A Virginia farmer who managed a pioneering cooperative cattle herd recently experienced a visit from state authorities, resulting in the cessation of his meat sales. The incident initiated with an inspection that overstepped boundaries, culminating in the confiscation of his agricultural products and the imposition of various charges against him. This situation appears to indicate a recurring trend of official interventions targeting traditional farmers.
Samuel B. Fisher stands in stark contrast to contemporary industrialized farmers. On his farm in Cumberland County, Virginia, the cattle he raises don’t undergo the conventional process of being transported to extensive processing facilities for slaughter, butchering, and packaging, often managed by migrant laborers in suboptimal conditions. Rather, he conducts the butchering right on his farm. His meat is not distributed to nationwide suppliers; instead, local patrons become co-owners by purchasing a portion of his cattle herd.
Evidently, the government holds a disapproving stance on this matter. On June 14, an examiner from the Virginia Department of Agriculture & Consumer Services (VDACS) made an unanticipated visit and requested permission to conduct a search of the farm.
Fisher declined the request, but on the following day, the inspector returned, accompanied by a sheriff’s deputy and an official search warrant. After an extensive three-hour search of the premises, the inspector placed Fisher’s walk-in freezer under “administrative detention,” thereby prohibiting him from removing any meat, even for the purpose of feeding his family.

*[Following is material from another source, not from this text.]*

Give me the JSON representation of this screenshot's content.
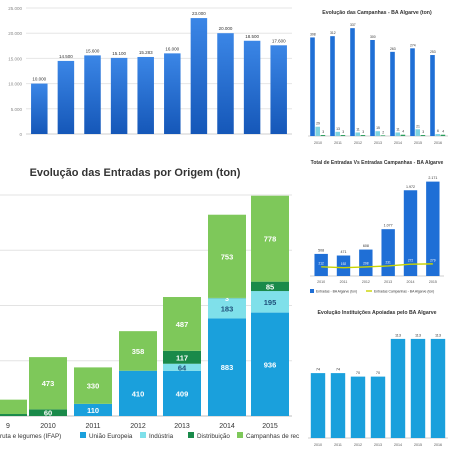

The inspector’s objection centers around the fact that Fisher’s meat was not undergoing processing in a facility approved by the USDA, deeming it unsuitable for public consumption. Technically, this applies to meat intended for sale to the general public, even though Fisher has clarified the communal ownership structure of his herd to authorities. However, it’s worth noting that there is no specific legal prohibition preventing him from processing meat on his farm for personal consumption.
Upon disregarding the detention order and proceeding to sell his incorrectly labeled, uninspected, and potentially tainted meat, Fisher found himself swiftly embroiled in a legal battle. On July 18, a judge in Cumberland County granted the state the authority to confiscate his meat. Subsequently, he received fines for the unlawful possession, sale, and/or transportation of animals several weeks later.